Wolverhampton-based PLT training offers in-house certification, or accreditation from RTITB and ITSSAR.
“We will train for whichever one the client asks for,” says their sales manager Kath Lang. An in-house certificate, as we have seen, allows the holder to work for a specific company: “It doesn’t matter if the company has got five different sites. As long as they are all branded under the same company an in-house licence is all that required.” RTITB and ITSSAR certificates in contrast are valid nationwide. A certificate from either of them is transferrable between employers, so the holder can change jobs without needing to re-train – though familiarisation with new machinery is still a requirement.
“The RTITB and ITSSAR accreditations do demand a certain number of hours of training, as set out by the awarding body. In-house certification can be done with fewer hours,” she says.
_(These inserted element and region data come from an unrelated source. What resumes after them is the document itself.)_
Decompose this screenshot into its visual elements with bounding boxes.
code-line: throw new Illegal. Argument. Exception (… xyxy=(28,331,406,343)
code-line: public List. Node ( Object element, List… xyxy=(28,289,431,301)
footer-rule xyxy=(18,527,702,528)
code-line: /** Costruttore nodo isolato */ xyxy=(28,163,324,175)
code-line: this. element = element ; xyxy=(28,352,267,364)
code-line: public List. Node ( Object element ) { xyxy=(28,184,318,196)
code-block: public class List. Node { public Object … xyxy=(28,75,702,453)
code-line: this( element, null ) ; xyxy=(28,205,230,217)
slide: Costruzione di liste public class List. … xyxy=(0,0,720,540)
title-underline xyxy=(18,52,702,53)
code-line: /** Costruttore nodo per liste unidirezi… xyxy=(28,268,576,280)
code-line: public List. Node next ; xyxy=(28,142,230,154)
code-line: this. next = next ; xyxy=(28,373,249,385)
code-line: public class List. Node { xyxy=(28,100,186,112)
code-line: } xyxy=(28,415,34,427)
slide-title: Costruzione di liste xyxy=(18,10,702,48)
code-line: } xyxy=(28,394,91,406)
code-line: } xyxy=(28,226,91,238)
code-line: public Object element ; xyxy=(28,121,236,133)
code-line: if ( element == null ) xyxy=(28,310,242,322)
Not surprisingly, accredited course content is similar whoever is the training provider. “Our courses are given by trainers who have teaching qualifications as well as practical experience, and they follow HSE guidelines on what should be included,” says Lang. PLT has 17 instructors on its staff and offer training nationwide. UK demand is roaring back post-pandemic. “Demand is berserk at the moment,” says Lang. “Everyone has come back after a year out of their building and so we need to get people refreshed. Refreshing the certification is good practice every three to five years or if there’s been an accident or a significant change to the machine.”
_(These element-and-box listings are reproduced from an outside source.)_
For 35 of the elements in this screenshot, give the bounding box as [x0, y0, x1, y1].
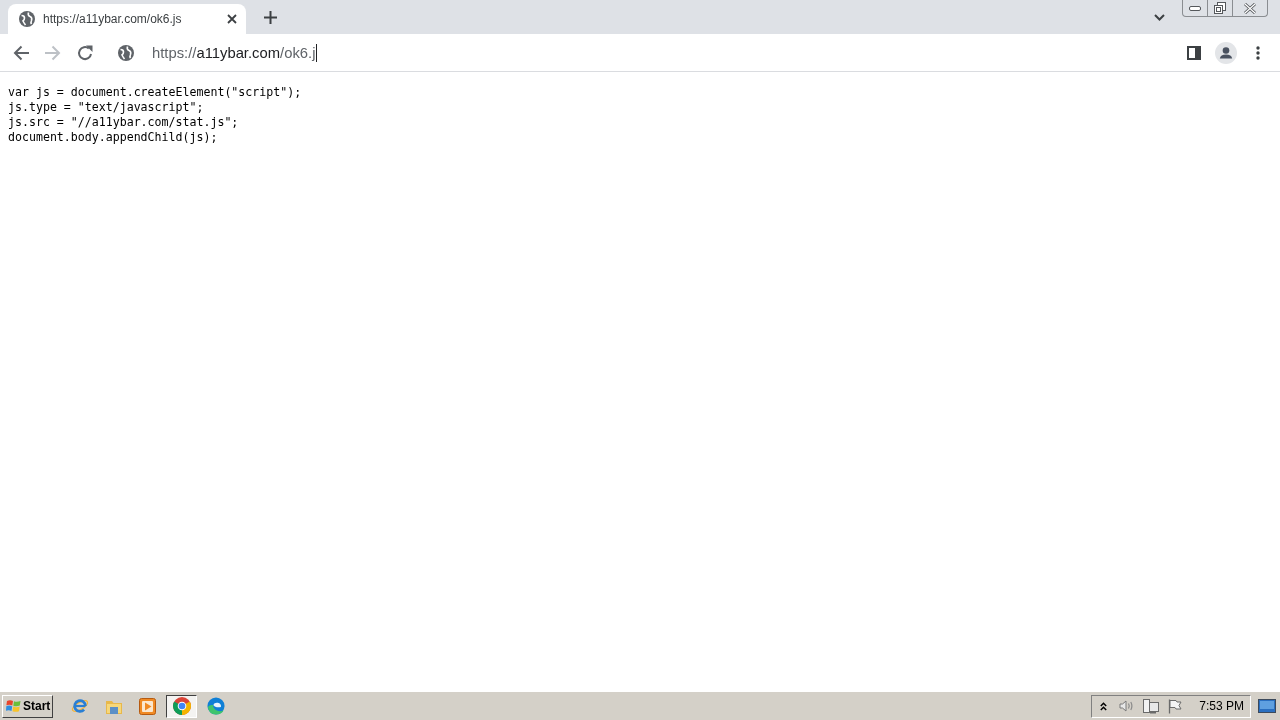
desktop-icon — [1258, 699, 1276, 713]
code-line: var js = document.createElement("script"); — [8, 85, 302, 100]
code-line: js.src = "//a11ybar.com/stat.js"; — [8, 115, 239, 130]
menu-icon — [1256, 45, 1260, 60]
network-button[interactable] — [1141, 697, 1162, 715]
taskbar-app-button[interactable] — [166, 694, 197, 718]
tab-title: https://a11ybar.com/ok6.js — [43, 11, 182, 28]
minimize-icon — [1189, 5, 1201, 11]
computer-icon — [1143, 698, 1160, 714]
browser-tab[interactable]: https://a11ybar.com/ok6.js — [8, 4, 246, 34]
plus-icon — [263, 10, 277, 24]
side-panel-icon — [1187, 45, 1201, 60]
avatar-icon — [1215, 41, 1237, 64]
chevron-down-icon — [1153, 13, 1165, 21]
close-icon — [1244, 2, 1256, 14]
left-arrow-icon — [13, 44, 29, 61]
start-button[interactable]: Start — [2, 694, 53, 718]
tricolor-circle-icon — [172, 697, 191, 715]
reload-icon — [77, 44, 93, 61]
restore-icon — [1214, 2, 1226, 14]
code-line: js.type = "text/javascript"; — [8, 100, 204, 115]
globe-icon — [118, 44, 134, 61]
flag-logo-icon — [6, 699, 21, 713]
flag-icon — [1168, 698, 1183, 714]
right-arrow-icon — [45, 44, 61, 61]
play-icon — [139, 697, 156, 715]
clock-text: 7:53 PM — [1199, 698, 1244, 715]
address-field[interactable]: https://a11ybar.com/ok6.j — [152, 43, 318, 62]
swirl-logo-icon — [206, 697, 225, 715]
double-chevron-icon — [1099, 701, 1107, 711]
e-logo-icon — [70, 697, 89, 715]
globe-icon — [19, 11, 35, 27]
close-icon — [227, 14, 237, 24]
show-desktop-button[interactable] — [1257, 696, 1277, 716]
code-line: document.body.appendChild(js); — [8, 130, 218, 145]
Mentor FLT Training is based in Chesterfield and provides hoist training under AITT certification. “We also offer LEEA accredited operator training on Electric Overhead Travelling Cranes, including pendant, remote and cab control methods,” says Amy Alton, marketing manager, Mentor FLT Training. “In the UK, the course type is determined by control method rather than lifting capacity. Those wishing to use multiple methods would need to do the relevant conversion courses to convert from one type to another.
“How long courses take depends on a number of factors. Accredited courses must cover set topics and meet pre-determined standards,” she says. “The best training providers will not cut corners, so expect their courses to take longer. A novice will require a longer, more comprehensive course than someone undergoing a refresher; and accrediting bodies will set a maximum number of trainees per instructor. Up to this amount, often the more trainees per instructor the longer the training duration. As an example, a LEEA accredited cab crane course for four novice delegates would take around 40 hours.
“Each course we give includes only trainees at the same experience level, so a novice course would include only novices. And they take place at the customers’ sites. This ensures that operators learn using their own equipment, in their everyday working environment. We find it provides a better trainee experience and reduces the amount of familiarisation that would be needed when returning to site. If trainees do not pass the course at the first attempt, they can usually take one additional attempt before further training would be recommended.” For Mentor too, the gradual return to normal has caused a post-Covid backlog, with demand for training now at unprecedented levels.